The first thing I noticed when hitting Delhi was the smell. You can see this cloud of pollution in the air from the plane, and when you descend below 1 km altitude, the smell comes right into the plane. Walking outside is the same thing. Visibility is like a ridiculous FOW in a computer with the graphics settings a _little too low_.
It's so bad, when driving up to Chandigarh, we could look directly at the morning sun without destroying our eyes. I even took a couple of photos. It's not until well in the afternoon that the sun starts looking normal, but even then the ambient light is very strange. It's like a cloudy day, but the sun is out.
Delhi (and to some extent Chandigarh) at least seems like a tragedy of the commons par excellence. We went into a theme restaurant named "Haveli", and it's like walking into another world. Being a theme restaurant, it was fairly gaudy, and you'd think only tourists would go there, but the food was fairly good, so it was packed with (I assume) locals.

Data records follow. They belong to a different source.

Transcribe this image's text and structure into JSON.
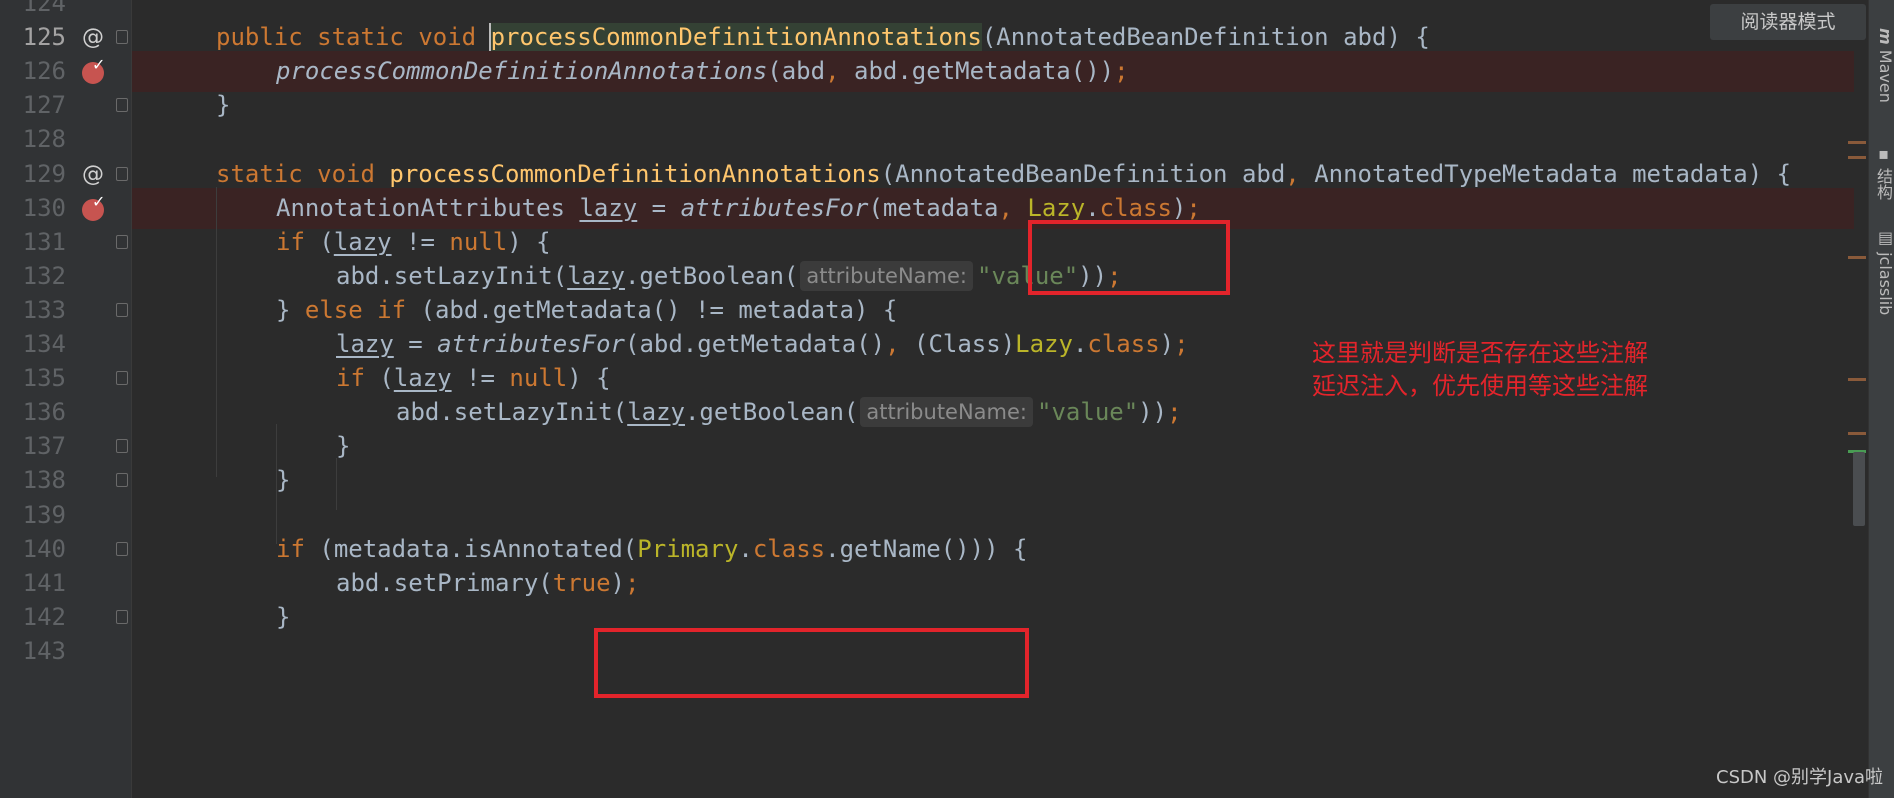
{
  "editor": {
    "lines": [
      {
        "num": "124",
        "type": "blank"
      },
      {
        "num": "125",
        "type": "l125"
      },
      {
        "num": "126",
        "type": "l126"
      },
      {
        "num": "127",
        "type": "l127"
      },
      {
        "num": "128",
        "type": "blank"
      },
      {
        "num": "129",
        "type": "l129"
      },
      {
        "num": "130",
        "type": "l130"
      },
      {
        "num": "131",
        "type": "l131"
      },
      {
        "num": "132",
        "type": "l132"
      },
      {
        "num": "133",
        "type": "l133"
      },
      {
        "num": "134",
        "type": "l134"
      },
      {
        "num": "135",
        "type": "l135"
      },
      {
        "num": "136",
        "type": "l136"
      },
      {
        "num": "137",
        "type": "l137"
      },
      {
        "num": "138",
        "type": "l138"
      },
      {
        "num": "139",
        "type": "blank"
      },
      {
        "num": "140",
        "type": "l140"
      },
      {
        "num": "141",
        "type": "l141"
      },
      {
        "num": "142",
        "type": "l142"
      },
      {
        "num": "143",
        "type": "blank"
      }
    ],
    "code": {
      "kw_public": "public",
      "kw_static": "static",
      "kw_void": "void",
      "kw_if": "if",
      "kw_else": "else",
      "kw_null": "null",
      "kw_true": "true",
      "kw_class": "class",
      "fn_process": "processCommonDefinitionAnnotations",
      "t_abd_type": "AnnotatedBeanDefinition",
      "t_abd": "abd",
      "t_meta_type": "AnnotatedTypeMetadata",
      "t_metadata": "metadata",
      "t_attr_type": "AnnotationAttributes",
      "t_lazy": "lazy",
      "t_attributesFor": "attributesFor",
      "t_Lazy": "Lazy",
      "t_Primary": "Primary",
      "t_getMetadata": "abd.getMetadata()",
      "t_setLazyInit": "abd.setLazyInit(",
      "t_getBoolean": ".getBoolean(",
      "t_value": "\"value\"",
      "t_class_cast": "(Class)",
      "t_isAnnotated": "metadata.isAnnotated(",
      "t_getName": "getName",
      "t_setPrimary": "abd.setPrimary(",
      "hint_attr": "attributeName:",
      "gutter_at": "@"
    }
  },
  "annotation": {
    "note_line1": "这里就是判断是否存在这些注解",
    "note_line2": "延迟注入，优先使用等这些注解",
    "box_color": "#e3242b"
  },
  "toolbar": {
    "reader_mode": "阅读器模式"
  },
  "right_sidebar": {
    "maven": "Maven",
    "structure": "结构",
    "jclasslib": "jclasslib"
  },
  "watermark": "CSDN @别学Java啦",
  "colors": {
    "keyword": "#cc7832",
    "function": "#ffc66d",
    "string": "#6a8759",
    "annotation": "#bbb529",
    "text": "#a9b7c6",
    "background": "#2b2b2b"
  }
}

So, the amazing thing was as soon as you go past the gates (inside which is the parking lot), you immediately enter this atmosphere of... sanity. There are line markings for the parking spots, the area is well maintained, and there's a ton of the "small thinking" you take for granted in Australia which is there again inside the walls of the restaurant. A lot of business owners in Chandigarh have taken to providing what I would see as "public goods" to benefit their business, like a make-shift bin outside a shop which sells ice cream, so you can throw the packaging away.
Another thing that gets you is how flat this area of India is. I mean it's like dead flat. Circuit city style flat. As such the cities are in fact circuit cities. Houses are split up into "sectors" and things like that. It's just vaguely amazing to be driving for such a long distance and never have to go past a hill. I felt like they've squandered a great opportunity with this great flat area, because in Australia so much effort and care needs to be taken with the design of stuff due to the interesting landscape. Weather is similarly very predictable (at least so far).
Speaking of driving a long distance, the drive was... fairly scary. A lot of people have stories about driving, so I'm not about to repeat that here, but basically it's chaos. We had a fair few close calls, overtaking is done extremely close (like I wouldn't want to get that close while _parking_, and we're getting that close to other cars whilst driving at 90 kph), and whenever there's a slowdown in traffic, instead of applying the breaks, people split up into "n" lanes, where there's room for "n - 1" cars on that road, and ther's line markings for "n/1.6" cars.
It's interesting to see the amount of advertising in Delhi. A lot of people are working overtime to push their brands. It wasn't so bad in Chandigarh, but in Delhi you can see that people are working really hard to get themselves into the mindset of a market that's just waking up to brands, and is about to get really picky.